SINGARAJA, BALI EXPRESS – Menjelang hari raya Nyepi pada bulan Maret ini, masyarakat biasanya membuat ogoh-ogoh. Ogoh-ogoh sendiri dibuat sebagai simbol Butha Kala. Saat ini muda mudi di berbagai banjar di Bali sedang disibukkan dengan pembuatan ogoh-ogoh. Bahkan sudah ada yang rampung 100 persen. Disamping hiruk pikuk pembuatan ogoh-ogoh yang dilakukan oleh muda mudi di desa, miniatur ogoh-ogoh yang dijual di toko-toko juga tak mau kalah.
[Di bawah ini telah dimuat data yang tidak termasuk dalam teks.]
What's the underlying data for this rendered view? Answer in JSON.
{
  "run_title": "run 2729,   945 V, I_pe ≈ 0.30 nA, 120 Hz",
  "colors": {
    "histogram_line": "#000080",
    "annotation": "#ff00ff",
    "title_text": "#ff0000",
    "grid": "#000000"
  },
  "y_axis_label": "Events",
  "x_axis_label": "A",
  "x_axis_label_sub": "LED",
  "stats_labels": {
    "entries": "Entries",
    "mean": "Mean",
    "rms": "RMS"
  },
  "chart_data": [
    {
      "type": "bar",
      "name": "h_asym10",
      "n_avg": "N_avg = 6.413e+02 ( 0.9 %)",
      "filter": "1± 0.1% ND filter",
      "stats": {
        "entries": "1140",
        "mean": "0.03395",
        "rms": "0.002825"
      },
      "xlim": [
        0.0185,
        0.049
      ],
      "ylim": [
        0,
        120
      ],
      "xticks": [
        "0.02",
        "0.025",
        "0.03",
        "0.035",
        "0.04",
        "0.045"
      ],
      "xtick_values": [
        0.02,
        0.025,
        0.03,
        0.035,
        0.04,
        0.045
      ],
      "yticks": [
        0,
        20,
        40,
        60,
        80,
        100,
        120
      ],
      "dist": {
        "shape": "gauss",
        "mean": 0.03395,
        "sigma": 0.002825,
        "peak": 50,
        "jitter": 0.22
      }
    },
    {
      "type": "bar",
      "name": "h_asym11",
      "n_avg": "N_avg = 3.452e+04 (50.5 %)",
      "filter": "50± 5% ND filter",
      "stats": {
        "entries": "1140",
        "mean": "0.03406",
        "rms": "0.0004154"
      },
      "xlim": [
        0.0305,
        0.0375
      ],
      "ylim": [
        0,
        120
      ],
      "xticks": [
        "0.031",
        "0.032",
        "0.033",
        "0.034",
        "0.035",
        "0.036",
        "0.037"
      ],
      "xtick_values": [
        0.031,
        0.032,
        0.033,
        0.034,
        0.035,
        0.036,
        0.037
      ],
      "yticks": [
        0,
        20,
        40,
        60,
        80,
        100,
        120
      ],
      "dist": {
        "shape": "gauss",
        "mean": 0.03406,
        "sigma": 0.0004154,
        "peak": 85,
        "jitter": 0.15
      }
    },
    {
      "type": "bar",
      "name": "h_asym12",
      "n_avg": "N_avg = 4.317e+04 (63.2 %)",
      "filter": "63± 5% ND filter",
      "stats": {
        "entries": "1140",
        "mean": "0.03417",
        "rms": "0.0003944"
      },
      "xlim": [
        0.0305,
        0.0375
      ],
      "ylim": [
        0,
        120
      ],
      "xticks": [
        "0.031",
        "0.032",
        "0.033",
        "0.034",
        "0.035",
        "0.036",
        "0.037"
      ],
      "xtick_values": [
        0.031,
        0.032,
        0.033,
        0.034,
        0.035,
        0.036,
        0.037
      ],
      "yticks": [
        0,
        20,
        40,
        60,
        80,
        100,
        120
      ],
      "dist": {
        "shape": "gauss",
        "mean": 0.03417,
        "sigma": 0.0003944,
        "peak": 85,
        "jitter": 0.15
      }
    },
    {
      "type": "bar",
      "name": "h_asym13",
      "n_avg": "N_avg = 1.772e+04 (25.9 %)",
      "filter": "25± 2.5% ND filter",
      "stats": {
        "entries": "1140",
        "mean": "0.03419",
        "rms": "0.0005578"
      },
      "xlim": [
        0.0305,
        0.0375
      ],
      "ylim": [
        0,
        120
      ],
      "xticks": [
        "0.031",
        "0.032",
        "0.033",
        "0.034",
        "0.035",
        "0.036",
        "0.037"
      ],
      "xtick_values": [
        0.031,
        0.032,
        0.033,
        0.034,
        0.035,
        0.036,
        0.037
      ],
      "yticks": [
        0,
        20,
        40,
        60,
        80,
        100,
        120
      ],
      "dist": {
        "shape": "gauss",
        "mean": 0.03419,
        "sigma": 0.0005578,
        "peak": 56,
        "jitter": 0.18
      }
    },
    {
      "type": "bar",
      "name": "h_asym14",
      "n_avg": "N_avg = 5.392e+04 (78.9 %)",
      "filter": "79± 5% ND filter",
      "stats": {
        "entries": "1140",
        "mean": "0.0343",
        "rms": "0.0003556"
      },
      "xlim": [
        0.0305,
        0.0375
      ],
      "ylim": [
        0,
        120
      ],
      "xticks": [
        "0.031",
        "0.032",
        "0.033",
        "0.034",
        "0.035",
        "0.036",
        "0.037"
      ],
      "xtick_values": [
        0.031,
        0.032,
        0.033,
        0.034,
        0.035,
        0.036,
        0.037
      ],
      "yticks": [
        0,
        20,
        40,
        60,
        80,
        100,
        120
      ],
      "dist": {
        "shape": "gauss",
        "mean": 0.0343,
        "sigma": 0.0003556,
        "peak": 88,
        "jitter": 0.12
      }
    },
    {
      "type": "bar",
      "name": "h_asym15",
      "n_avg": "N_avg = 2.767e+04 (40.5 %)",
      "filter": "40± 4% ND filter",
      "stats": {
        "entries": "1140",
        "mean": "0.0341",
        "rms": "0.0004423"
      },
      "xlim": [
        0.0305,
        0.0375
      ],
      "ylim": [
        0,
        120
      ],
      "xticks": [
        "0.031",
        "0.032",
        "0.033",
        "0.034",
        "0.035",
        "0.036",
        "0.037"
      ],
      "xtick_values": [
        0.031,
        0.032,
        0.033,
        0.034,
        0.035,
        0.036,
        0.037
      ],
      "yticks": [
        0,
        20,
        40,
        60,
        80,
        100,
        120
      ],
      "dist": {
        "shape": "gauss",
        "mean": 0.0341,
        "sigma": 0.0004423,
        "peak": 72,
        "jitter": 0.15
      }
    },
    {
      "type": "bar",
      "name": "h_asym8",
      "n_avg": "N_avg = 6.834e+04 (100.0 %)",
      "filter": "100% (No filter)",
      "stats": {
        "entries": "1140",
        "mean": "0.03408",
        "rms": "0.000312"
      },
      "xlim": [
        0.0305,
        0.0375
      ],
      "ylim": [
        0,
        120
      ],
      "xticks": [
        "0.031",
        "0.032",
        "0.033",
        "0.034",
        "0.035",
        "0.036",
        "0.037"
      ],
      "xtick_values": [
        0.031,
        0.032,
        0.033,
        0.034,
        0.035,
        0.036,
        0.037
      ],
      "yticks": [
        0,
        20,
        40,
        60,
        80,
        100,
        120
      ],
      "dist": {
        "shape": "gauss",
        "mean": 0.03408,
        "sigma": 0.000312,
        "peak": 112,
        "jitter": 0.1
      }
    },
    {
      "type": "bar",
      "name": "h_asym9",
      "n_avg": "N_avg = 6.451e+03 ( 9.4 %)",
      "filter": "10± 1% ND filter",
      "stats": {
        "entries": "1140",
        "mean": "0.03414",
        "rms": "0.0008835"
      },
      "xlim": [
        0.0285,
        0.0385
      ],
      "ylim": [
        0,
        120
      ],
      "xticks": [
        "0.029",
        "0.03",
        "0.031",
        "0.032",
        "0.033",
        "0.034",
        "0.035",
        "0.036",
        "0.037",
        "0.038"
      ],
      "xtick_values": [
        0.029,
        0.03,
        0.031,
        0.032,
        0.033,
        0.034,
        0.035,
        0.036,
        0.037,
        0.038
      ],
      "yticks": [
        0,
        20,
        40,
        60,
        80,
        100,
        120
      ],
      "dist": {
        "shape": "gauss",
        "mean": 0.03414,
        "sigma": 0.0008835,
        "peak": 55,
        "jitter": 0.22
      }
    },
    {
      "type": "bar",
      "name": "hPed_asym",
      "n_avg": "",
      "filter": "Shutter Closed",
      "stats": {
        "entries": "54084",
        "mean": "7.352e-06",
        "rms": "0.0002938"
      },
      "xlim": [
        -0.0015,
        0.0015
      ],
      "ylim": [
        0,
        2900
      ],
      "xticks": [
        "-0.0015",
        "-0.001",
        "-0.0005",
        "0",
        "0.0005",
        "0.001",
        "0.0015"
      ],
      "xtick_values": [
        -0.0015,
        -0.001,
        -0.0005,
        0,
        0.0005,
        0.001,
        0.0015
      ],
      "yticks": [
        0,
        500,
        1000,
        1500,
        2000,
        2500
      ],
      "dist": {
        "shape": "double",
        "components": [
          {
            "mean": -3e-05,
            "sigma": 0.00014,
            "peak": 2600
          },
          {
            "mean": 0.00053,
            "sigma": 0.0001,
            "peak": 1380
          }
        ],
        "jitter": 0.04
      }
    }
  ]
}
Ogoh-ogoh berukuran kecil itu juga laris diburu masyarakat jelang Nyepi. Miniatur dengan beragam jenis itu dipajang di depan toko. Warna-warnanya juga sangat khas.
Pembeli biasanya akan mencari miniatur ogoh-ogoh untuk dipajang di rumah, sebagai oleh-oleh maupun akan diarak oleh anak-anak sehari sebelum hari raya Nyepi. Miniatur ogoh-ogoh itu dipatok mulai Rp 60 ribu hingga Rp 700 ribu. “Tergantung sizenya. Ada yang lebih tinggi dari 1 meter ini. Harganya juga beragam. Dari Rp 60 ribu sampai Rp 650 ribu. Tapi saya kan melihat daya beli di Singaraja juga seperti apa,” ujar Gede Ardana, salah satu penjual miniatur ogoh-ogoh di Lingkungan Kresek, Kelurahan Banyuning, Buleleng, Senin (6/3) sore.
Kendati harga yang dipatok lumayan tinggi, namun animo masyarakat untuk membeli tergolong tinggi. Bahkan sudah ada yang memberikan uang muka. Miniatur ogoh-ogoh yang dijual Ardana juga menjadi incaran sekolah TK. Setiap tahun saat Nyepi, sekolah-sekolah itu akan menghubungi tokonya untuk mencari miniatur ogoh-ogoh. “Dari TK itu biasanya. Ada dua TK yang langganan disini. Kalau setiap Nyepi mereka mengarak ogoh-ogoh juga. Sudah ada yang pesan juga. Sudah DP. setiap tahun mereka pasti beli,” ungkapnya.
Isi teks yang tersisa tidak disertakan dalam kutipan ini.